In parallel with the rapid spread of the coronavirus in Iran and the climbing mortality figures, the lives of prisoners, particularly political ones, are at serious risk.

Notably, in November, the Iranian regime has killed at least 1,500 protesters in public and arrested more than 12,000 others according to dissident reports. Detainees were immediately exposed to torture and ill-treatment by the Revolutionary Guards (IRGC) and the Ministry of Intelligence and Security (MOIS) agents for forced confession. Many tortured arrestees also lost their lives due to the excessive use of violence by interrogators.

However, the remaining jailed protesters are going through dire conditions and suffering from the lack of essential items including health and disinfectant goods. Prison guards announced that prisoners’ families should provide health items and prison management won’t give them any health goods. Remarkably, reports say that several prisoners including political prisoners have been infected with COVID-19 in different prisons across the country and some of them have died.

In this context, two protesters, who are held in the Greater Tehran Central Penitentiary, recently explained the prison’s conditions in two separate letters. Soheil Alipanah, 20, and Abolfazl Karimi, 18, were arrested during the November protests. Here’s what they wrote.

Soheil Alipanah Hailed All Freedom-Loving People, Writing…

“This is Soheil Alipanah, a 20-year-old youth. Before going to jail, I was a third-semester accounting student. I lived in Tehran’s slum, Andisheh town, and now I carry the voice of myself and my partners from behind bars of the Greater Tehran Prison.

“We came to the streets in protest to the dire economic conditions, high-prices, and weak function of the [Hassan] Rouhani administration and of course the entire religious tyranny.

“[Security forces] viciously opened fire on protesters and killed many of us, and they have buried us alive in this mass grave.

“We tolerated various types of torture since our arrest, however, seeing the injustice instances is more painful than physical torture such as getting hit with electric shockers or batons.

“I witnessed with my own eyes that [the regime] has freed looters, drug dealers, embezzlers, corrupt people, and real criminals, or given them furloughs or other privileges. However, remaining in jail are prisoners like me, who would have to work since beginning our teenage era, nightly educated, and now are deprived of continuing our education.

“Political prisoners are sentenced to death without having touched a weapon or harmed anyone. We just protested injustice and shouted, ‘It is not our right to be burnt in this hell,’ and ‘It is not our right to be buried alive.’

“I passed 20 years of my life, however, I never laughed once from my heart. I always faced poverty, discrimination, and injustice! [Therefore,] I joined [hunger] strikers.

“I wish our voice would be heard, and there would be a savior. I no longer have any desire to eat or drink. We will either die or be rescued by someone.

“Soheil Alipanah, March 16, 2020, from the Greater Tehran Central Penitentiary”

Abolfazl Karimi Also Wrote…

On March 16, the political prisoner Abolfazl Karimi, 18, announced his hunger strike along with 40 other political prisoners in the Greater Tehran Central Penitentiary. He also noted,

“This is Abolfazl Karimi, son of Mohammad. I am a worker, and my mother is severely ill. She suffers from heart disease and I was nursing her. I was covering the expenditure of her treatment and medicine.
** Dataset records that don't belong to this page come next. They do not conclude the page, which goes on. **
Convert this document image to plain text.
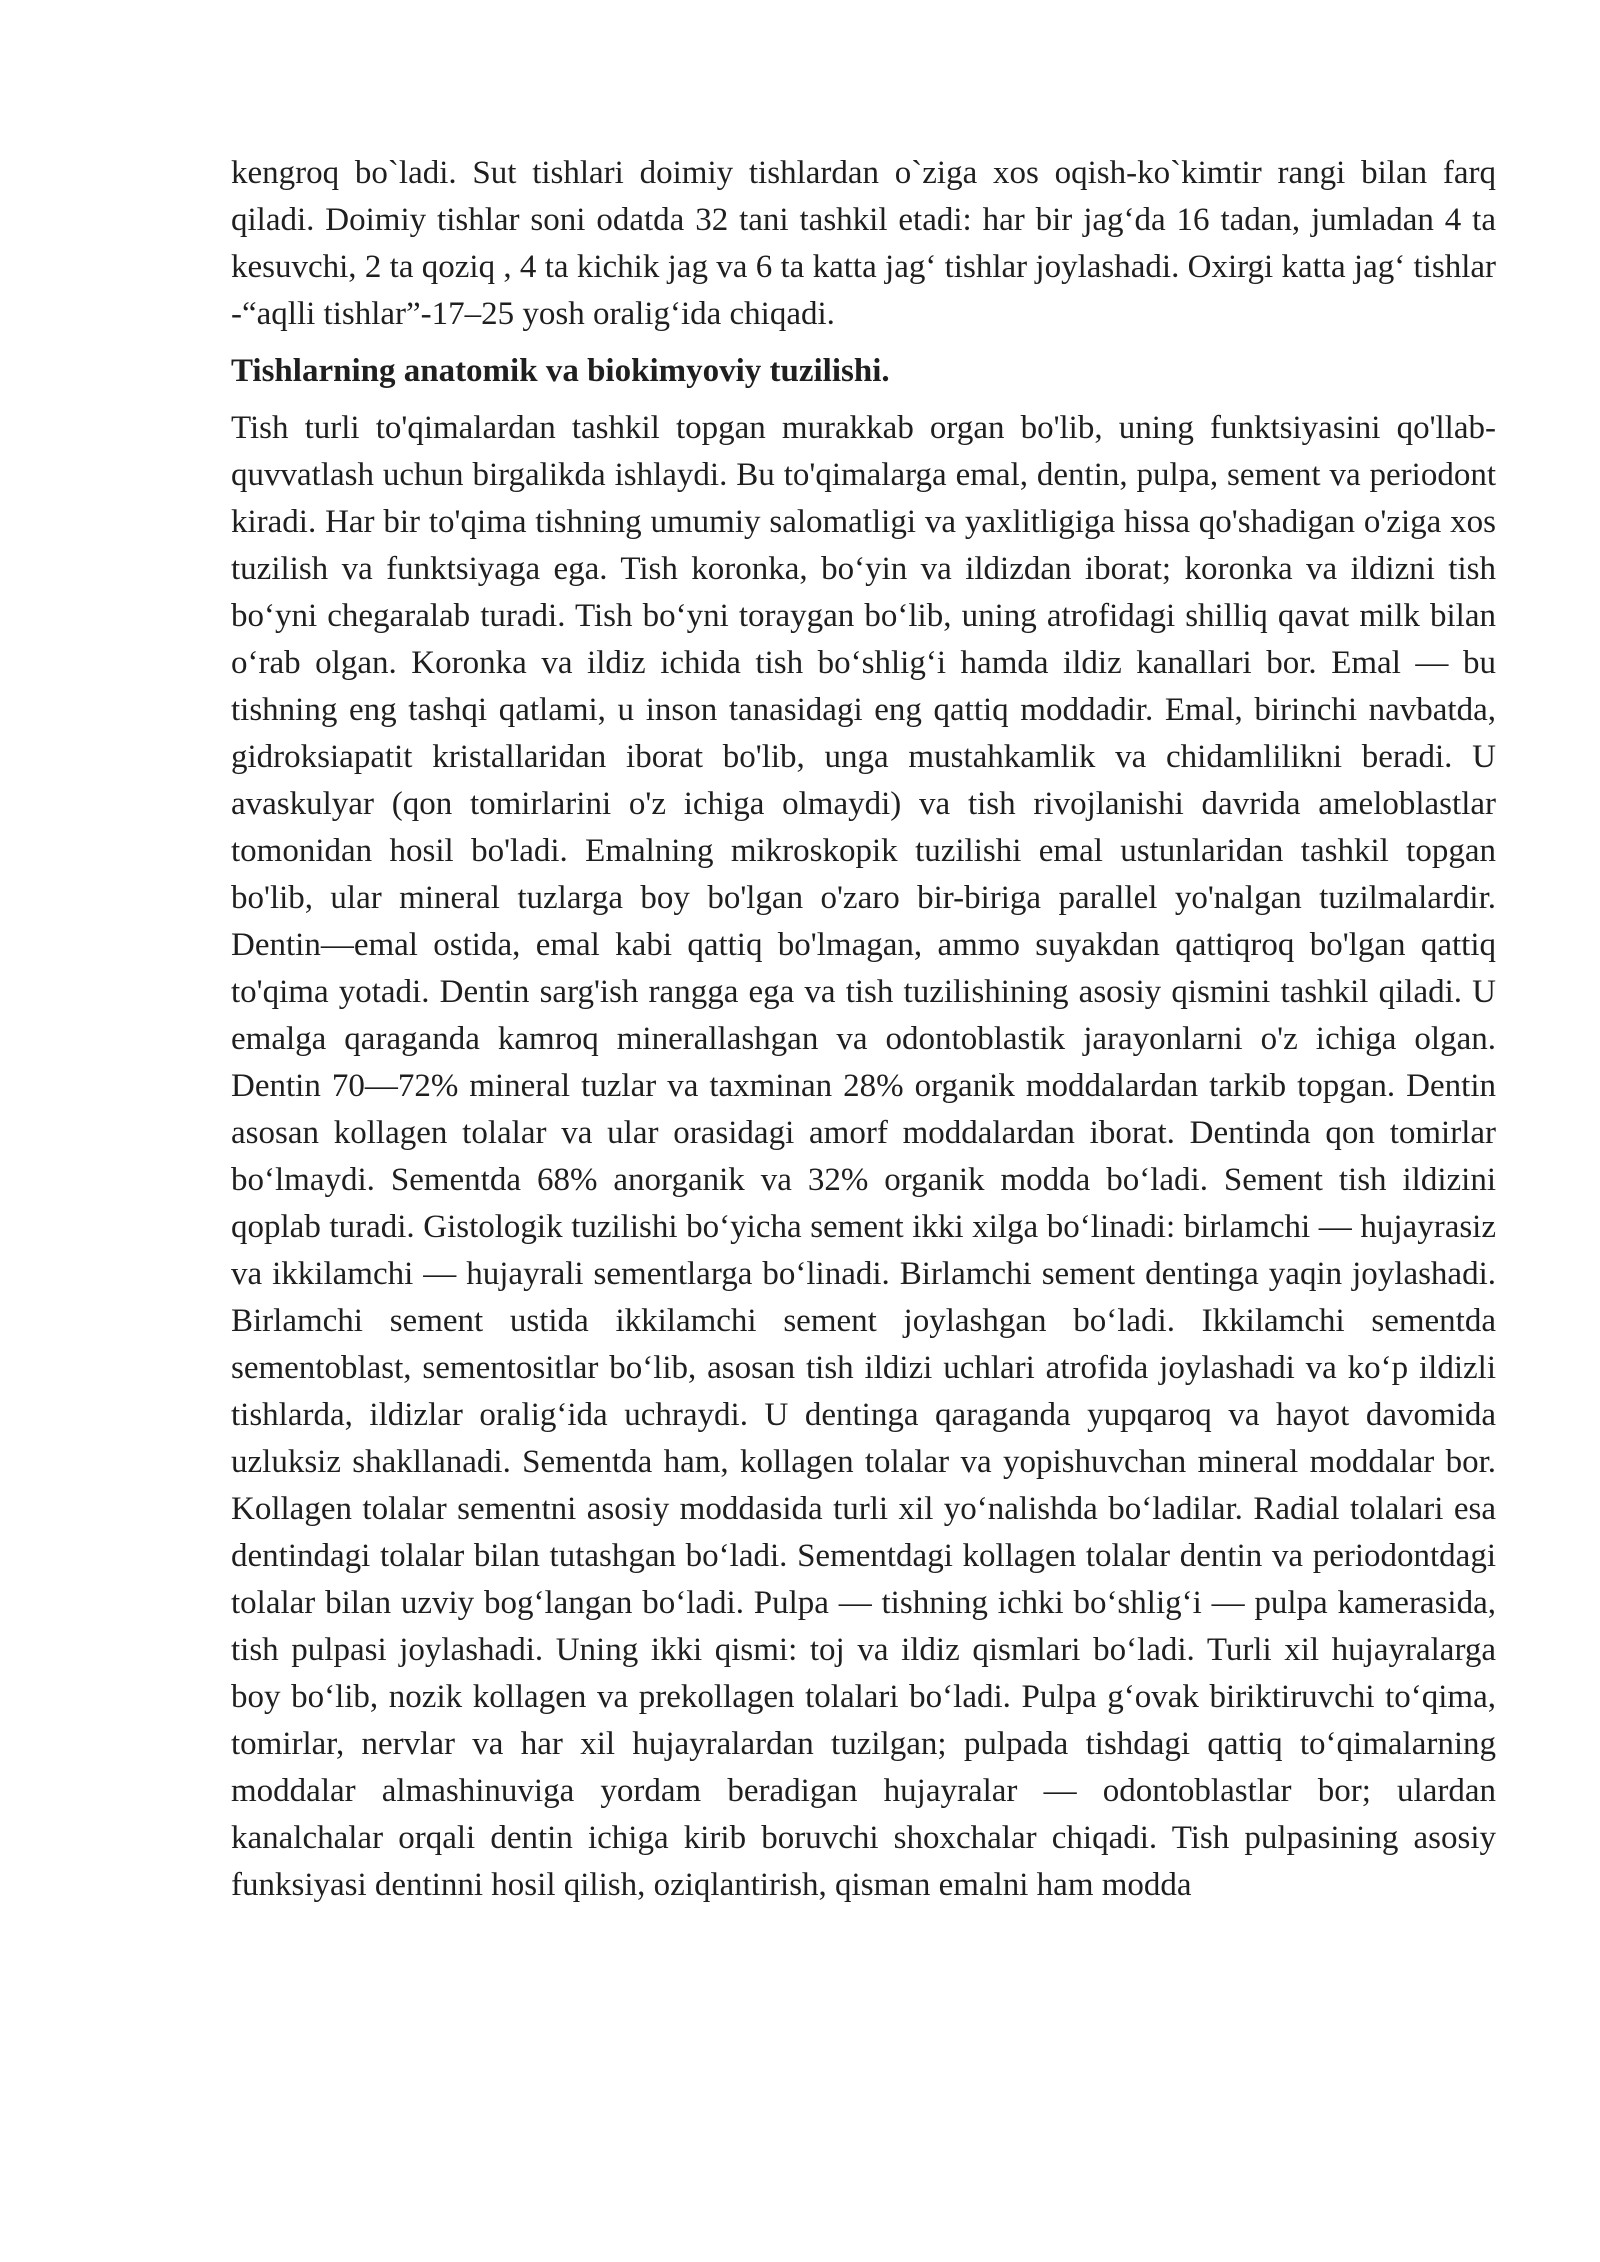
kengroq bo`ladi. Sut tishlari doimiy tishlardan o`ziga xos oqish-ko`kimtir rangi bilan farq qiladi. Doimiy tishlar soni odatda 32 tani tashkil etadi: har bir jag‘da 16 tadan, jumladan 4 ta kesuvchi, 2 ta qoziq , 4 ta kichik jag va 6 ta katta jag‘ tishlar joylashadi. Oxirgi katta jag‘ tishlar -“aqlli tishlar”-17–25 yosh oralig‘ida chiqadi.

Tishlarning anatomik va biokimyoviy tuzilishi.

Tish turli to'qimalardan tashkil topgan murakkab organ bo'lib, uning funktsiyasini qo'llab-quvvatlash uchun birgalikda ishlaydi. Bu to'qimalarga emal, dentin, pulpa, sement va periodont kiradi. Har bir to'qima tishning umumiy salomatligi va yaxlitligiga hissa qo'shadigan o'ziga xos tuzilish va funktsiyaga ega. Tish koronka, bo‘yin va ildizdan iborat; koronka va ildizni tish bo‘yni chegaralab turadi. Tish bo‘yni toraygan bo‘lib, uning atrofidagi shilliq qavat milk bilan o‘rab olgan. Koronka va ildiz ichida tish bo‘shlig‘i hamda ildiz kanallari bor. Emal — bu tishning eng tashqi qatlami, u inson tanasidagi eng qattiq moddadir. Emal, birinchi navbatda, gidroksiapatit kristallaridan iborat bo'lib, unga mustahkamlik va chidamlilikni beradi. U avaskulyar (qon tomirlarini o'z ichiga olmaydi) va tish rivojlanishi davrida ameloblastlar tomonidan hosil bo'ladi. Emalning mikroskopik tuzilishi emal ustunlaridan tashkil topgan bo'lib, ular mineral tuzlarga boy bo'lgan o'zaro bir-biriga parallel yo'nalgan tuzilmalardir. Dentin—emal ostida, emal kabi qattiq bo'lmagan, ammo suyakdan qattiqroq bo'lgan qattiq to'qima yotadi. Dentin sarg'ish rangga ega va tish tuzilishining asosiy qismini tashkil qiladi. U emalga qaraganda kamroq minerallashgan va odontoblastik jarayonlarni o'z ichiga olgan. Dentin 70—72% mineral tuzlar va taxminan 28% organik moddalardan tarkib topgan. Dentin asosan kollagen tolalar va ular orasidagi amorf moddalardan iborat. Dentinda qon tomirlar bo‘lmaydi. Sementda 68% anorganik va 32% organik modda bo‘ladi. Sement tish ildizini qoplab turadi. Gistologik tuzilishi bo‘yicha sement ikki xilga bo‘linadi: birlamchi — hujayrasiz va ikkilamchi — hujayrali sementlarga bo‘linadi. Birlamchi sement dentinga yaqin joylashadi. Birlamchi sement ustida ikkilamchi sement joylashgan bo‘ladi. Ikkilamchi sementda sementoblast, sementositlar bo‘lib, asosan tish ildizi uchlari atrofida joylashadi va ko‘p ildizli tishlarda, ildizlar oralig‘ida uchraydi. U dentinga qaraganda yupqaroq va hayot davomida uzluksiz shakllanadi. Sementda ham, kollagen tolalar va yopishuvchan mineral moddalar bor. Kollagen tolalar sementni asosiy moddasida turli xil yo‘nalishda bo‘ladilar. Radial tolalari esa dentindagi tolalar bilan tutashgan bo‘ladi. Sementdagi kollagen tolalar dentin va periodontdagi tolalar bilan uzviy bog‘langan bo‘ladi. Pulpa — tishning ichki bo‘shlig‘i — pulpa kamerasida, tish pulpasi joylashadi. Uning ikki qismi: toj va ildiz qismlari bo‘ladi. Turli xil hujayralarga boy bo‘lib, nozik kollagen va prekollagen tolalari bo‘ladi. Pulpa g‘ovak biriktiruvchi to‘qima, tomirlar, nervlar va har xil hujayralardan tuzilgan; pulpada tishdagi qattiq to‘qimalarning moddalar almashinuviga yordam beradigan hujayralar — odontoblastlar bor; ulardan kanalchalar orqali dentin ichiga kirib boruvchi shoxchalar chiqadi. Tish pulpasining asosiy funksiyasi dentinni hosil qilish, oziqlantirish, qisman emalni ham modda
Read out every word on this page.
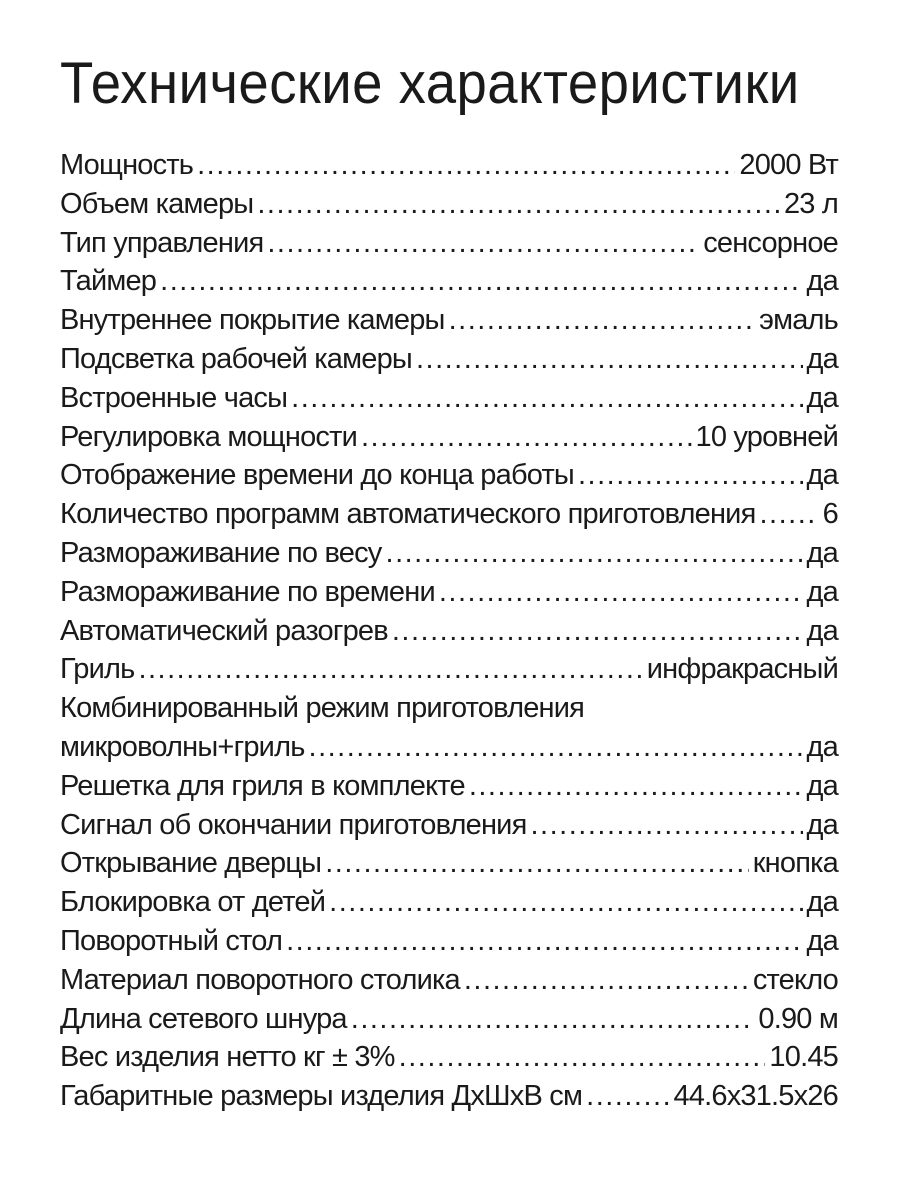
Технические характеристики
Мощность .....	2000 Вт
Объем камеры .....	23 л
Тип управления .....	сенсорное
Таймер .....	да
Внутреннее покрытие камеры .....	эмаль
Подсветка рабочей камеры .....	да
Встроенные часы .....	да
Регулировка мощности .....	10 уровней
Отображение времени до конца работы .....	да
Количество программ автоматического приготовления ..... 6
Размораживание по весу .....	да
Размораживание по времени .....	да
Автоматический разогрев .....	да
Гриль .....	инфракрасный
Комбинированный режим приготовления
микроволны+гриль .....	да
Решетка для гриля в комплекте .....	да
Сигнал об окончании приготовления .....	да
Открывание дверцы .....	кнопка
Блокировка от детей .....	да
Поворотный стол .....	да
Материал поворотного столика .....	стекло
Длина сетевого шнура .....	0.90 м
Вес изделия нетто кг ± 3% .....	10.45
Габаритные размеры изделия ДхШхВ см .....	44.6x31.5x26
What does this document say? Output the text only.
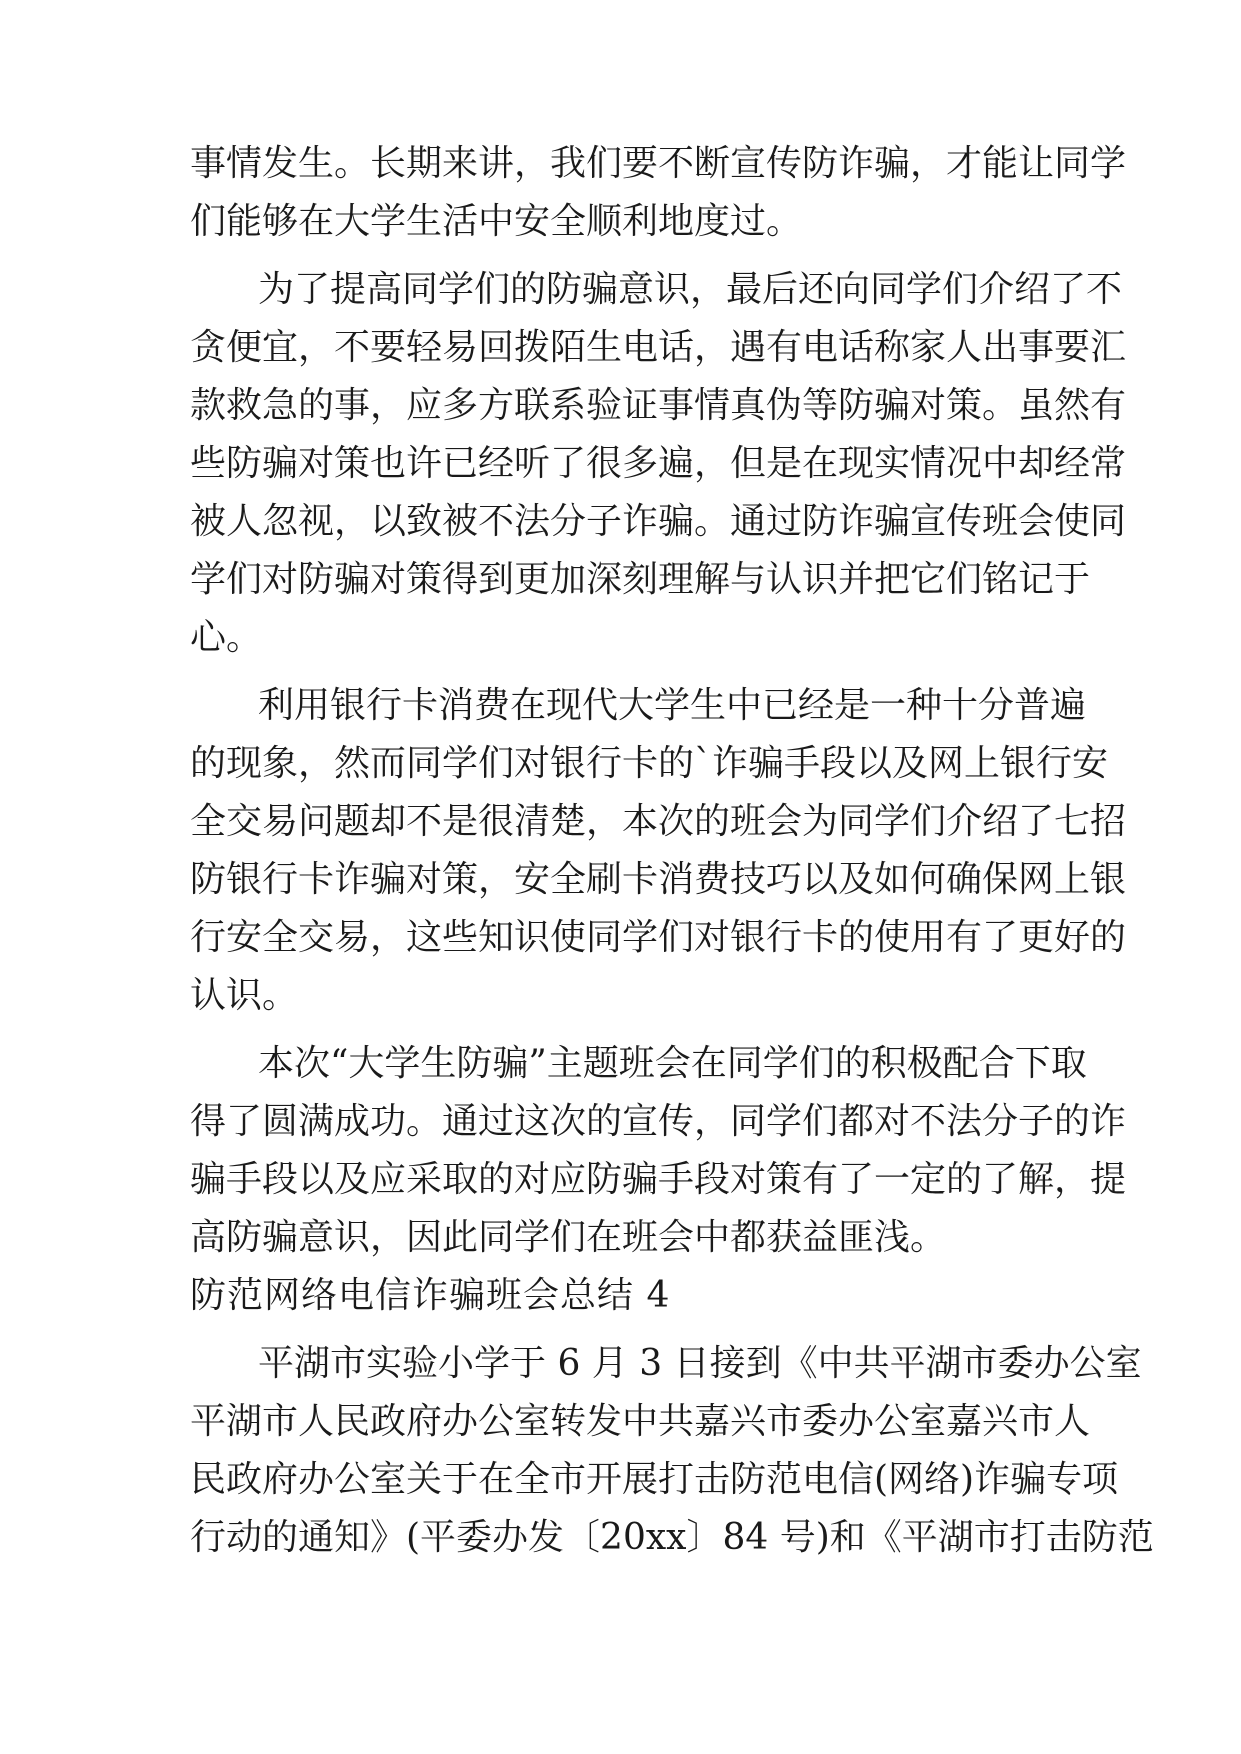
事情发生。长期来讲，我们要不断宣传防诈骗，才能让同学
们能够在大学生活中安全顺利地度过。
为了提高同学们的防骗意识，最后还向同学们介绍了不
贪便宜，不要轻易回拨陌生电话，遇有电话称家人出事要汇
款救急的事，应多方联系验证事情真伪等防骗对策。虽然有
些防骗对策也许已经听了很多遍，但是在现实情况中却经常
被人忽视，以致被不法分子诈骗。通过防诈骗宣传班会使同
学们对防骗对策得到更加深刻理解与认识并把它们铭记于
心。
利用银行卡消费在现代大学生中已经是一种十分普遍
的现象，然而同学们对银行卡的`诈骗手段以及网上银行安
全交易问题却不是很清楚，本次的班会为同学们介绍了七招
防银行卡诈骗对策，安全刷卡消费技巧以及如何确保网上银
行安全交易，这些知识使同学们对银行卡的使用有了更好的
认识。
本次“大学生防骗”主题班会在同学们的积极配合下取
得了圆满成功。通过这次的宣传，同学们都对不法分子的诈
骗手段以及应采取的对应防骗手段对策有了一定的了解，提
高防骗意识，因此同学们在班会中都获益匪浅。
防范网络电信诈骗班会总结 4
平湖市实验小学于 6 月 3 日接到《中共平湖市委办公室
平湖市人民政府办公室转发中共嘉兴市委办公室嘉兴市人
民政府办公室关于在全市开展打击防范电信(网络)诈骗专项
行动的通知》(平委办发〔20xx〕84 号)和《平湖市打击防范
“I am the single child of my parents, and no one assists our family. We live in the worst economic conditions. My father has been unemployed, and he is crippled as well. I struggled hard to make ends meet by 1.5 million tomans [around $100 per month].

“I am working even in jail and try to provide money for my family with cleaning jobs. Given his fractured leg, my father cannot work. My mother has recently undergone surgery and has been in a coma for a month.

“I had a tough time in Evin Prison and my mother was unaware of my conditions because [prison] guards prevented me from calling my family. [Officials] initially kept me in solitary confinement for 50 days. Interrogators threatened me about arresting my parents. They tortured me in the IRGC’s intelligence prisons with electric shockers, saying, ‘You killed our agent!’ They fractured my head, pulled my nails, and broke my tooth with kicks.

“I urge everyone, ‘Don’t say the IRGC’s intelligence sector didn’t torture anyone.’ They are the worst oppressors. I call on the people who support us. I swear to God that we went to the streets to protest high-prices and fought for [the people]. Don’t leave us alone! I entered the hunger strike and won’t eat anything until [the regime] releases me!”